Durante el día la luz es blanda. Dispersa. Se sostiene en el aire. Flota, tal vez, menos cuando se recarga sobre el brazo de un sillón, sobre la esquina baja de alguna puerta, sobre la orilla de una enredadera; o cuando la sostiene alguna sombra. Pero en la noche es casi concreta. Casi sólida. Como los brazos de una fogata, por ejemplo. O la lumbre de un cigarro. O una estrella.
Cada año, en Vancouver, se organiza un concurso internacional de fuegos artificiales. Este año concursaron China, Canadá y Estados Unidos. Los fuegos se lanzan desde una plataforma en el mar, en English Bay. Muchas personas, quizás cientos, empiezan a llegar desde la tarde para encontrar y apartar un buen lugar. Permanecen ahí varias horas, esperando a que obscurezca lo suficiente, como a eso de las diez o diez y media.
Demasiadas personas, que ocultan su impaciencia, o no. Que empiezan a pasar sobre las cobijas de otras personas, llenándolas de arena, porque ya no hay más arena sobre la cual caminar. Gente que oculta, o no, su impaciencia. Gente que necesita ir al baño, ir a comprar algo de comer, ir a encontrar a algún amigo, desentumirse las piernas. Gente que sacude una y otra vez la cobija, que no recibe ni un excuse me del siguiente extraño, de la siguiente fila de extraños, de la bolsa que le ha golpeado en la cabeza. Gente que oculta o no su impaciencia. Gente que sigue llegando. Gente que necesita pasar. Gente indecisa que se detiene, que mira alrededor, que evalúa las posibilidades, que no encuentra posibilidades, que es empujada, que se decide, que es interceptada por gente que oculta o no su impaciencia pero que se para e impide y defiende. Sobre un fondo de música estridente, que tampoco se detiene. Y ojalá hubiera sólo arena, pero también hay agua que se mezcla y forma incomprensiblemente una masa en los zapatos.
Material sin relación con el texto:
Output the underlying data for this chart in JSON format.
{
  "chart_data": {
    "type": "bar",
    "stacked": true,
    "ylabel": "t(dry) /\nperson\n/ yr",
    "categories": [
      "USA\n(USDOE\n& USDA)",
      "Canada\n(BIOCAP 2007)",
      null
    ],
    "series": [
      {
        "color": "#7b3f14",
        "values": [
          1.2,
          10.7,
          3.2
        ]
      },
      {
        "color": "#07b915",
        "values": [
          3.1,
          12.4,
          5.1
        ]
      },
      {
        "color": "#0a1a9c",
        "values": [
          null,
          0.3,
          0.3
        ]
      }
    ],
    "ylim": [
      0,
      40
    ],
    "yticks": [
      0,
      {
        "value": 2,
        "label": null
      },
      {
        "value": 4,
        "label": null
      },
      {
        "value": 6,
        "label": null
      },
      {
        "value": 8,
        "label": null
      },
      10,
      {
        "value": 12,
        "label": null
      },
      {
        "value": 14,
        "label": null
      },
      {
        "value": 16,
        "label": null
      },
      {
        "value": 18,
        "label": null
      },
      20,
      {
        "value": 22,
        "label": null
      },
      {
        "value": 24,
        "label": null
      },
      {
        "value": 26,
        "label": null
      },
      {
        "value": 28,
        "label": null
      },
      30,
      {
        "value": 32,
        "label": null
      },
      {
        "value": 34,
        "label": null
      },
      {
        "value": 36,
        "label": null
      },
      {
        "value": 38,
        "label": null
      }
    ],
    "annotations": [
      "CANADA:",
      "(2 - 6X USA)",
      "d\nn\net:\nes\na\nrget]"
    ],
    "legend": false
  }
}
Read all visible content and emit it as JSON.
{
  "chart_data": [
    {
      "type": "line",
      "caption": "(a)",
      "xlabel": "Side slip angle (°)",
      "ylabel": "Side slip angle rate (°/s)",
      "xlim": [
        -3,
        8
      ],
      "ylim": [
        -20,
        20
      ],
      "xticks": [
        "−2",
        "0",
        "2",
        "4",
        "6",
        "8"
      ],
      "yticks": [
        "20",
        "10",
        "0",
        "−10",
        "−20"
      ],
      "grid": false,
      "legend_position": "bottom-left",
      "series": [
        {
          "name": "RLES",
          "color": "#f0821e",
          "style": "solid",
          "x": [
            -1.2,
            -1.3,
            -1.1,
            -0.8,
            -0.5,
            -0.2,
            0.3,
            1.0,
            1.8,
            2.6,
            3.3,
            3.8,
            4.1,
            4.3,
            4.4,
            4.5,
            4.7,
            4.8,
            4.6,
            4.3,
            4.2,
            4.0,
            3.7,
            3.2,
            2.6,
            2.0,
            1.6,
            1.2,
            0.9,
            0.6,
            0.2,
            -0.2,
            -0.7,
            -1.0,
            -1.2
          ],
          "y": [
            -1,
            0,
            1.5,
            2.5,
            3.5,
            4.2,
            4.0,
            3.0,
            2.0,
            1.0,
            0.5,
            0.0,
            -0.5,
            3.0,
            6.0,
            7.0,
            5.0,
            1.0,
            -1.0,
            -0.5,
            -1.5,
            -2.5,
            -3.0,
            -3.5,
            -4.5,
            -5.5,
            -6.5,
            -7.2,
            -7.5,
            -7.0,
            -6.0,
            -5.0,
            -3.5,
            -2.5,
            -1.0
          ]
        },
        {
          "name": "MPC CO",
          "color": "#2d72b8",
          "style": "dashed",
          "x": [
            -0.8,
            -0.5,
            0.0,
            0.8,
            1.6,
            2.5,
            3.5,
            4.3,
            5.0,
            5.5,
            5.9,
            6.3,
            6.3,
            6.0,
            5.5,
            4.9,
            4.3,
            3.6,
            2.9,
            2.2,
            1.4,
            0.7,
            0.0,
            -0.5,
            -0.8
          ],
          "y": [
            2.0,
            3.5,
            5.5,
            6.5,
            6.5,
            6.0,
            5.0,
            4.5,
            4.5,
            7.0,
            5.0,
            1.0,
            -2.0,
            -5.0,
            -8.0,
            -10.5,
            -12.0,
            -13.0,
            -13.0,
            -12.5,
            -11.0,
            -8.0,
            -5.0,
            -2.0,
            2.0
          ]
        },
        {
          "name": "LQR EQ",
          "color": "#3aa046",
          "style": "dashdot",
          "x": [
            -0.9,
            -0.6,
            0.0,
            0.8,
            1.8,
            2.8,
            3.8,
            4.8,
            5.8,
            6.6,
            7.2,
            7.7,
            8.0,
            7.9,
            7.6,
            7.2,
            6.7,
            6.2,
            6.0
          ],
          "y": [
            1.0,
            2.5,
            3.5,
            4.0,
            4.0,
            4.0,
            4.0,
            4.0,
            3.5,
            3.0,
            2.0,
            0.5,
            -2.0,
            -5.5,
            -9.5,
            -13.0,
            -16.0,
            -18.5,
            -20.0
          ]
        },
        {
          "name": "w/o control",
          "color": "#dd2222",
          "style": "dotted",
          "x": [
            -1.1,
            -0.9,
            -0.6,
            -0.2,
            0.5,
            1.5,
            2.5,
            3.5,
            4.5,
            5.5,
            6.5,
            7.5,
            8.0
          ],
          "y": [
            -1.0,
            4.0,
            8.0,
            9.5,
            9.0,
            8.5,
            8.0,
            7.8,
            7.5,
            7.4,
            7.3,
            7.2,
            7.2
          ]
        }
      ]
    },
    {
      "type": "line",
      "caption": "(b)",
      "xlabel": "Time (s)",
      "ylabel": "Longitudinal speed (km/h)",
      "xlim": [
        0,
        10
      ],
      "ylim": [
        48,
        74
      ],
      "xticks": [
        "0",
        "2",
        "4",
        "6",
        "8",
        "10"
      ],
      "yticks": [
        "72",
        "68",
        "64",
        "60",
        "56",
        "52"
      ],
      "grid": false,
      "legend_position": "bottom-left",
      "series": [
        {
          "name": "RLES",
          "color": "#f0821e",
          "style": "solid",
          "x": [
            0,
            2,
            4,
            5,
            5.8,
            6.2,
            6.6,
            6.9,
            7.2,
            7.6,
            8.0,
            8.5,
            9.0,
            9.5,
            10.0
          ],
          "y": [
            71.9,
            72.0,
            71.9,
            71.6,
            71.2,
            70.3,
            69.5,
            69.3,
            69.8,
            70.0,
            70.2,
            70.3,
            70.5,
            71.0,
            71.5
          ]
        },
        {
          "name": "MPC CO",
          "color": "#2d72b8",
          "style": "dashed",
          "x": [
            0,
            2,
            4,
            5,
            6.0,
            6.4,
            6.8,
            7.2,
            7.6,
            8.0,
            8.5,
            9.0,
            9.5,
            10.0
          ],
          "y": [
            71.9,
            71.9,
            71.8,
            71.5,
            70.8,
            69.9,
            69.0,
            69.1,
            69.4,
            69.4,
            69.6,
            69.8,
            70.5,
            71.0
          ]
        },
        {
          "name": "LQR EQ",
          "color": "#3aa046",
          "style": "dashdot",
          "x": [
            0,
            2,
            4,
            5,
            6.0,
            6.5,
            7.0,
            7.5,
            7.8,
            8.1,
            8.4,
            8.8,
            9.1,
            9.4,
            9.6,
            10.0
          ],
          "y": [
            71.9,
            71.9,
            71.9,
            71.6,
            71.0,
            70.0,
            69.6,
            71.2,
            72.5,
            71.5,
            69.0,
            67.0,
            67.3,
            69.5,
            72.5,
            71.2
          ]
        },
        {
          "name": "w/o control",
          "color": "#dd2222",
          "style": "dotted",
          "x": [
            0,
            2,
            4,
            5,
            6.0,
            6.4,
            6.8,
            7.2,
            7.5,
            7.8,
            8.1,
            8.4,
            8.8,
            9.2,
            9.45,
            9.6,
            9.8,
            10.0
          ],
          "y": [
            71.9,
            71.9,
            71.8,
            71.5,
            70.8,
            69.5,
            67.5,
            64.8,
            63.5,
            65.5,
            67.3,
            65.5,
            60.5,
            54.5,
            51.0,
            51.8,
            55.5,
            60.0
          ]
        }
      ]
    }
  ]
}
Y el cielo que todavía tiene luz.
Y el cielo que no obscurece.
Pero obscurece, finalmente. Justo a tiempo, tal vez. Se anuncia lo esperado con una voz de radio alla 97.7, alla estación de pop. Es la final, así es que se verá a todos los concursantes. La gente prepara sus cámaras. Mira al cielo. Espera. Y recibe. En sus pupilas. Luz. Que asciende y que cae. Que se eleva con velocidad, en diferentes direcciones, en líneas rectas o curvas, en distintos colores, en dorados, sobre todo, pero también en verdes o rojos o morados. Luz que asciende en formas inverosímiles, en espirales, en zig zag, imitando lenguas de fuego o ciertas dagas. Luz que desaparece por segundos, y después grita, y revienta, de puro júbilo, de puro gozo, de puro placer de ser luz. Y después centellea, acariciando el aire mientras desciende, dejando el aire vibrando con su felicidad.
Sobre la arena no reina el silencio, pero sí algo parecido. Una antigua fascinación por el fuego. Primigenia, tal vez, primordial. Compartida. Que instaura la posibilidad, tal vez incluso la existencia, de un lazo, fraternal. Que se extiende por todos lados, como redes, entre tanta proximidad.
Todavía no se apaga el último de los fuegos, apenas empieza a anunciarse al ganador, la gente no ha terminado de mostrar su acuerdo, de volver a aplaudir, y ya hay gente de pie, gente que bloquea la mirada de los últimos destellos, que sacude sus pantalones, que pone bolsas sobre sus hombros, zapatos en sus pies, que mira en dirección opuesta, hacia la escaleras que suben a la avenida, que quiere caminar, irse, como si huyera de algo, como si se hiciera tarde para algo. Gente que parece haber olvidado qué hacía ahí, qué hizo ahí, qué sucedió ahí, y quisera estar ya en otro lugar, aunque mañana no haya que ir a la oficina ni llevar a los niños a la escuela.
Es mejor levantarse también, y rápido: la cercanía entre los cuerpos se agudiza. La impaciencia ya no se oculta. Los pasos son diminutos, pero incesantes. El equilibrio se mantiene con dificultad. Se llega a las escaleras y casi se comprende por qué hay gente que pierde la vida debajo de los pies de otra gente que no hace sino caminar, tratar de caminar más rápido, de correr.
Ya en la calle, los ríos de gente, que se obstinan en su faena. Sería mejor detenerse. Esperar. Hacer la sobremesa. Reposar tanto misterio - que, además, permanece.
Humildemente, a los compositores sordos.